In the dark comedy, Arsenic and Old Lace, the steady build up of tension is frequently interrupted whit the use of humor. Beginning with acts such as Abbott and Costello, and episodes of "I Love Lucy," humor is often the result of a misunderstanding. In the movie, "Arsenic and Old Lace," the plot combines murder and insanity. "Arsenic and Old Lace," seemingly outlines a mystery or drama, however with the addition of misunderstanding, it becomes a comedy. The humor is drawn from the characters' relationships with one another as well as the characters themselves, being misunderstood.
The movie centers on two sisters, Abby and Martha, and their nephew Mortimer. The misunderstanding lies between the sisters and the townspeople. Abby and Martha are known as sweet, kind, and charitable, however, the town is oblivious to the sisters' hobby of poisoning old men and burying them in their cellar. There is even a misunderstanding with the sisters themselves, as they see nothing wrong with what they do, and make no attempt to hide it. Yet, the humor of the movie is when their nephew, Mortimer, finds the bodies, and is quite flustered to discover how his aunts treat it with such nonchalance.

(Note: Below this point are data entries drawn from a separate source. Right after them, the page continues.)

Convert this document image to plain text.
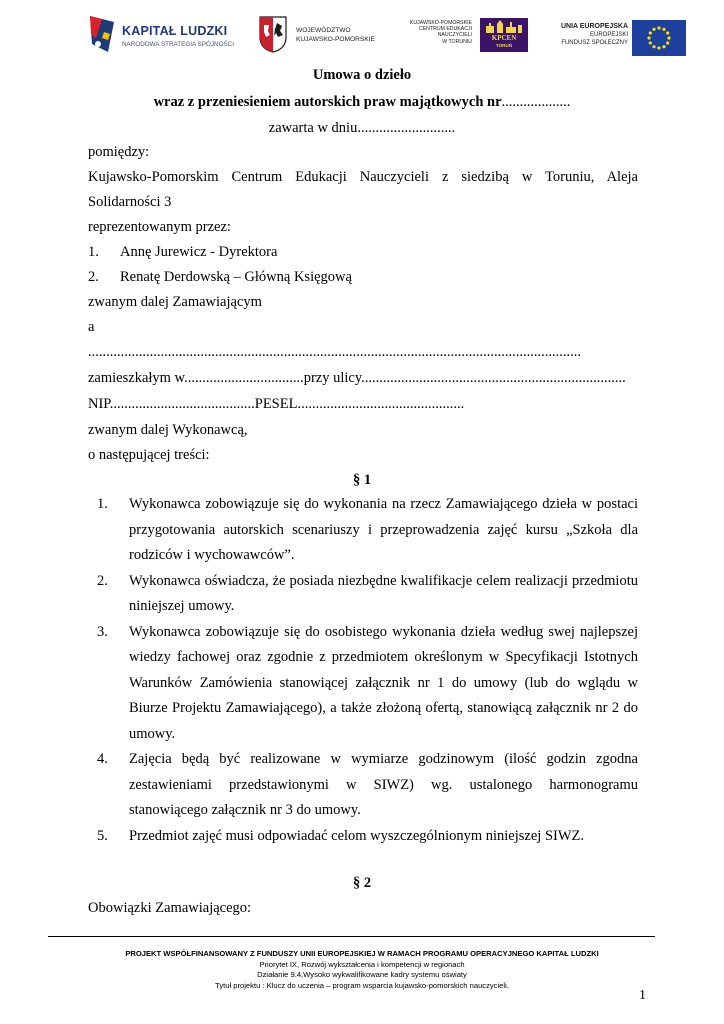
KAPITAŁ LUDZKI
NARODOWA STRATEGIA SPÓJNOŚCI
WOJEWÓDZTWO
KUJAWSKO-POMORSKIE
KUJAWSKO-POMORSKIE
CENTRUM EDUKACJI
NAUCZYCIELI
W TORUNIU	KPCEN
TORUŃ
UNIA EUROPEJSKA
EUROPEJSKI
FUNDUSZ SPOŁECZNY
Umowa o dzieło
wraz z przeniesieniem autorskich praw majątkowych nr...................
zawarta w dniu...........................
pomiędzy:
Kujawsko-Pomorskim Centrum Edukacji Nauczycieli z siedzibą w Toruniu, Aleja Solidarności 3
reprezentowanym przez:
1. Annę Jurewicz - Dyrektora
2. Renatę Derdowską – Główną Księgową
zwanym dalej Zamawiającym
a
........................................................................................................................................
zamieszkałym w.................................przy ulicy.........................................................................
NIP........................................PESEL..............................................
zwanym dalej Wykonawcą,
o następującej treści:
§ 1
1. Wykonawca zobowiązuje się do wykonania na rzecz Zamawiającego dzieła w postaci przygotowania autorskich scenariuszy i przeprowadzenia zajęć kursu „Szkoła dla rodziców i wychowawców”.
2. Wykonawca oświadcza, że posiada niezbędne kwalifikacje celem realizacji przedmiotu niniejszej umowy.
3. Wykonawca zobowiązuje się do osobistego wykonania dzieła według swej najlepszej wiedzy fachowej oraz zgodnie z przedmiotem określonym w Specyfikacji Istotnych Warunków Zamówienia stanowiącej załącznik nr 1 do umowy (lub do wglądu w Biurze Projektu Zamawiającego), a także złożoną ofertą, stanowiącą załącznik nr 2 do umowy.
4. Zajęcia będą być realizowane w wymiarze godzinowym (ilość godzin zgodna zestawieniami przedstawionymi w SIWZ) wg. ustalonego harmonogramu stanowiącego załącznik nr 3 do umowy.
5. Przedmiot zajęć musi odpowiadać celom wyszczególnionym niniejszej SIWZ.
§ 2
Obowiązki Zamawiającego:
PROJEKT WSPÓŁFINANSOWANY Z FUNDUSZY UNII EUROPEJSKIEJ W RAMACH PROGRAMU OPERACYJNEGO KAPITAŁ LUDZKI
Priorytet IX, Rozwój wykształcenia i kompetencji w regionach
Działanie 9.4,Wysoko wykwalifikowane kadry systemu oświaty
Tytuł projektu : Klucz do uczenia – program wsparcia kujawsko-pomorskich nauczycieli.
1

Humor is also found in the misunderstanding between Mortimer and his Brewster family. Throughout the entire movie, Mortimer finds himself ashamed of his Brewster name. He discovers that his aunts keep twelve bodies in the basement. Mortimer also receives a visit from his lunatic brother John, who, like his aunts, murders people. While Mortimer discovers more about his insane family, he still must deal with his brother Theodore, who believes that he is president Roosevelt.
Finally, Mortimer commits his brother Theodore along with
his aunts to an insane asylum. He begins to wonder whether he should commit himself as well. The humor in this scene is at the very end of the movie when Mortimer finds out from his aunts that he is not really a Brewster, rather a son of a sea boat...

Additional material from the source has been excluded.